Il est inacceptable que les conseillers aient été invités à voter sans une évaluation approfondie et adéquate de cet aspect de l’opération, qui leur aurait donné les informations cruciales nécessaires pour prendre une décision éclairée.
• Opportunité que ce terrain soit classé dans le patrimoine de la commune : L’argument en faveur de l’acquisition de ce terrain comme élément patrimonial de la commune paraît également faible, parce ce terrain ne figure pas comme élément patrimonial à l’annexe 3 du règlement du PLU de2012 (Eléments patrimoniaux identifiés au titre du L 123-1-5-7° du Code de l’Urbanisme).
• C’est donc en toute connaissance de cause qu’il a été classé en zone constructible en 2012, sous le Mandat de Mme SEUBE (dont un des membres de la Famille Cannaud faisait partie du Conseil Municipal).
Voici la partie du procès-verbal du conseil du 15 avril concernant cet achat :
7) Objet : 6ème Délibération : Acquisition de la parcelle section cadastre B N°36 (ancien cimetière)
Rapporteur : Mme Maria SEUBE
« Monsieur CANNAUD Dominique se retire et ne prend pas part au vote.
Madame le Maire rappelle qu’un accord de principe d’acquisition de la parcelle B36 avait été voté lors du conseil municipal en date du 07 août 2020, et informe le conseil municipal du courrier des consorts CANNAUD, en date du 26 mars 2025, Madame le Maire explique que la commune souhaite se porter acquéreur de gré à gré de la parcelle N° 36, section B d’une contenance de 400m², pour l’intégration de cet élément patrimonial dans les biens communaux.

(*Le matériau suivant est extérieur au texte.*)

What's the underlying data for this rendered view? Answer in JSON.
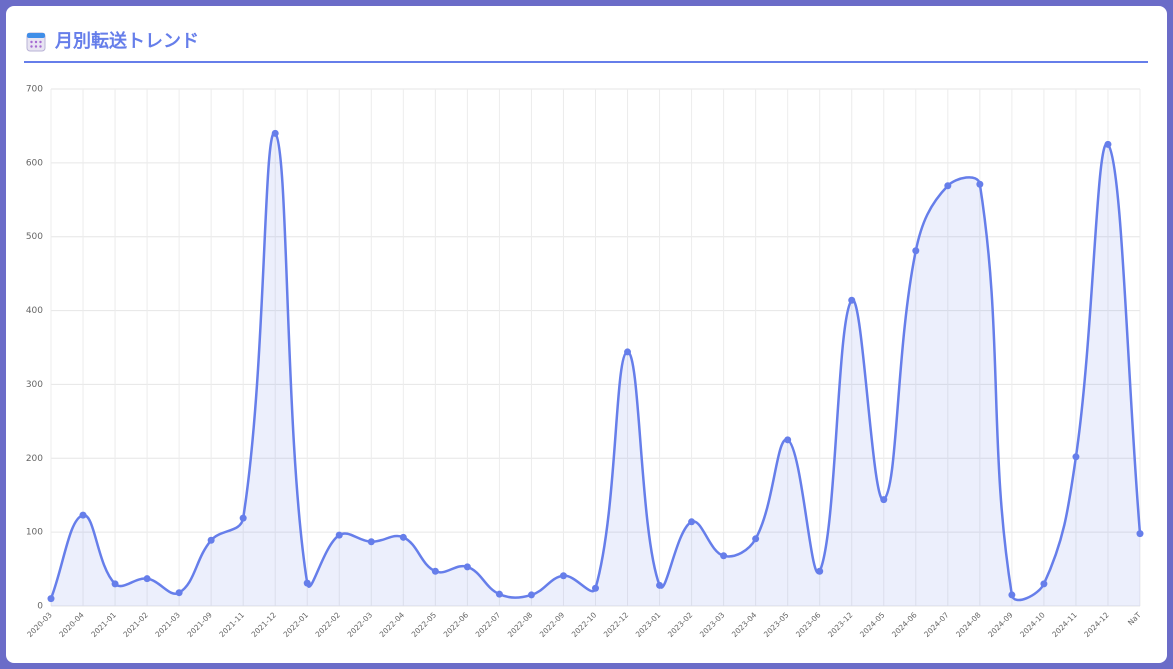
{
  "chart_data": {
    "type": "line",
    "title": "月別転送トレンド",
    "categories": [
      "2020-03",
      "2020-04",
      "2021-01",
      "2021-02",
      "2021-03",
      "2021-09",
      "2021-11",
      "2021-12",
      "2022-01",
      "2022-02",
      "2022-03",
      "2022-04",
      "2022-05",
      "2022-06",
      "2022-07",
      "2022-08",
      "2022-09",
      "2022-10",
      "2022-12",
      "2023-01",
      "2023-02",
      "2023-03",
      "2023-04",
      "2023-05",
      "2023-06",
      "2023-12",
      "2024-05",
      "2024-06",
      "2024-07",
      "2024-08",
      "2024-09",
      "2024-10",
      "2024-11",
      "2024-12",
      "NaT"
    ],
    "values": [
      10,
      123,
      30,
      37,
      18,
      89,
      119,
      640,
      31,
      96,
      87,
      93,
      47,
      53,
      16,
      15,
      41,
      24,
      344,
      28,
      114,
      68,
      91,
      225,
      47,
      414,
      144,
      481,
      569,
      571,
      15,
      30,
      202,
      625,
      98
    ],
    "color": "#667eea",
    "fill": "rgba(102,126,234,0.12)",
    "ylim": [
      0,
      700
    ],
    "yticks": [
      0,
      100,
      200,
      300,
      400,
      500,
      600,
      700
    ],
    "grid": true
  }
}
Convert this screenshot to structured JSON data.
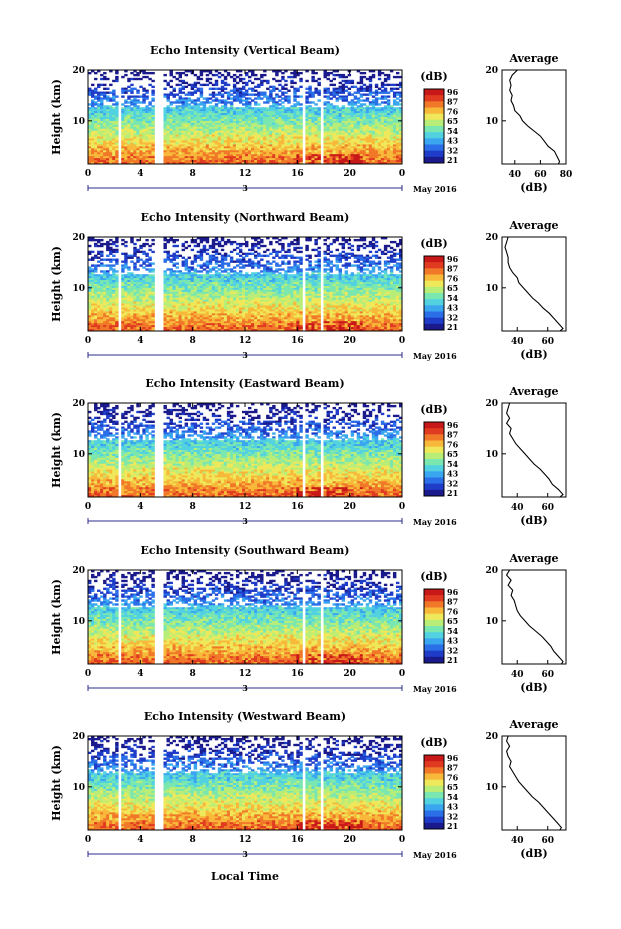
{
  "chart_data": {
    "type": "heatmap",
    "panels": [
      {
        "title": "Echo Intensity (Vertical Beam)",
        "avg_ticks": [
          "40",
          "60",
          "80"
        ],
        "avg_xlim": [
          30,
          80
        ],
        "avg_profile": [
          [
            20,
            42
          ],
          [
            19,
            38
          ],
          [
            18,
            36
          ],
          [
            17,
            37
          ],
          [
            16,
            36
          ],
          [
            15,
            38
          ],
          [
            14,
            37
          ],
          [
            13,
            39
          ],
          [
            12,
            40
          ],
          [
            11,
            44
          ],
          [
            10,
            46
          ],
          [
            9,
            50
          ],
          [
            8,
            55
          ],
          [
            7,
            60
          ],
          [
            6,
            63
          ],
          [
            5,
            66
          ],
          [
            4,
            71
          ],
          [
            3,
            73
          ],
          [
            2,
            75
          ],
          [
            1.5,
            74
          ]
        ]
      },
      {
        "title": "Echo Intensity (Northward Beam)",
        "avg_ticks": [
          "40",
          "60"
        ],
        "avg_xlim": [
          30,
          72
        ],
        "avg_profile": [
          [
            20,
            34
          ],
          [
            19,
            33
          ],
          [
            18,
            32
          ],
          [
            17,
            33
          ],
          [
            16,
            34
          ],
          [
            15,
            34
          ],
          [
            14,
            35
          ],
          [
            13,
            37
          ],
          [
            12,
            40
          ],
          [
            11,
            41
          ],
          [
            10,
            44
          ],
          [
            9,
            47
          ],
          [
            8,
            50
          ],
          [
            7,
            54
          ],
          [
            6,
            57
          ],
          [
            5,
            61
          ],
          [
            4,
            64
          ],
          [
            3,
            67
          ],
          [
            2,
            70
          ],
          [
            1.5,
            68
          ]
        ]
      },
      {
        "title": "Echo Intensity (Eastward Beam)",
        "avg_ticks": [
          "40",
          "60"
        ],
        "avg_xlim": [
          30,
          72
        ],
        "avg_profile": [
          [
            20,
            35
          ],
          [
            19,
            34
          ],
          [
            18,
            33
          ],
          [
            17,
            35
          ],
          [
            16,
            33
          ],
          [
            15,
            36
          ],
          [
            14,
            35
          ],
          [
            13,
            37
          ],
          [
            12,
            39
          ],
          [
            11,
            42
          ],
          [
            10,
            45
          ],
          [
            9,
            48
          ],
          [
            8,
            51
          ],
          [
            7,
            55
          ],
          [
            6,
            58
          ],
          [
            5,
            61
          ],
          [
            4,
            63
          ],
          [
            3,
            67
          ],
          [
            2,
            70
          ],
          [
            1.5,
            68
          ]
        ]
      },
      {
        "title": "Echo Intensity (Southward Beam)",
        "avg_ticks": [
          "40",
          "60"
        ],
        "avg_xlim": [
          30,
          72
        ],
        "avg_profile": [
          [
            20,
            35
          ],
          [
            19,
            33
          ],
          [
            18,
            36
          ],
          [
            17,
            34
          ],
          [
            16,
            37
          ],
          [
            15,
            36
          ],
          [
            14,
            38
          ],
          [
            13,
            39
          ],
          [
            12,
            40
          ],
          [
            11,
            42
          ],
          [
            10,
            45
          ],
          [
            9,
            48
          ],
          [
            8,
            52
          ],
          [
            7,
            56
          ],
          [
            6,
            59
          ],
          [
            5,
            62
          ],
          [
            4,
            64
          ],
          [
            3,
            67
          ],
          [
            2,
            70
          ],
          [
            1.5,
            69
          ]
        ]
      },
      {
        "title": "Echo Intensity (Westward Beam)",
        "avg_ticks": [
          "40",
          "60"
        ],
        "avg_xlim": [
          30,
          72
        ],
        "avg_profile": [
          [
            20,
            34
          ],
          [
            19,
            33
          ],
          [
            18,
            35
          ],
          [
            17,
            33
          ],
          [
            16,
            34
          ],
          [
            15,
            36
          ],
          [
            14,
            35
          ],
          [
            13,
            37
          ],
          [
            12,
            39
          ],
          [
            11,
            41
          ],
          [
            10,
            44
          ],
          [
            9,
            47
          ],
          [
            8,
            50
          ],
          [
            7,
            54
          ],
          [
            6,
            57
          ],
          [
            5,
            60
          ],
          [
            4,
            63
          ],
          [
            3,
            66
          ],
          [
            2,
            69
          ],
          [
            1.5,
            68
          ]
        ]
      }
    ],
    "x_ticks": [
      "0",
      "4",
      "8",
      "12",
      "16",
      "20",
      "0"
    ],
    "xlim": [
      0,
      24
    ],
    "y_ticks": [
      "20",
      "10"
    ],
    "ylim": [
      1.5,
      20
    ],
    "ylabel": "Height (km)",
    "xlabel": "Local Time",
    "date_marker": "3",
    "date_label": "May 2016",
    "colorbar": {
      "unit": "(dB)",
      "ticks": [
        "96",
        "87",
        "76",
        "65",
        "54",
        "43",
        "32",
        "21"
      ],
      "colors": [
        "#1a1a8c",
        "#1e3cc8",
        "#2a6ee8",
        "#3aa6f0",
        "#52d2e0",
        "#7ae6b0",
        "#b8ee78",
        "#eee85a",
        "#f8b83a",
        "#f07828",
        "#e03a20",
        "#c81818"
      ]
    },
    "avg_title": "Average",
    "avg_xlabel": "(dB)",
    "avg_yticks": [
      "20",
      "10"
    ],
    "data_gaps_hours": [
      [
        2.3,
        2.6
      ],
      [
        5.0,
        5.8
      ],
      [
        16.3,
        16.6
      ],
      [
        17.7,
        18.0
      ]
    ]
  }
}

Le prix convenu et accepté avec les consorts CANNAUD, propriétaires, est de 24 000€ (vingt-quatre mille euros). Les frais d’acte seront à la charge de la commune.
Pas d’intervention.
Délibération votée à la majorité (10+1 procuration). »
Mais alors sans projet, sans études préalables, pourquoi un tel achat ?
À l’approche des élections municipales, cette urgence soudaine d’achat soulève des questions éthiques. On peut légitimement se demander si cette initiative est motivée par des considérations électorales. Il est impératif que les décisions prises par notre commune privilégient l’intérêt général, et non des manœuvres politiques à court terme.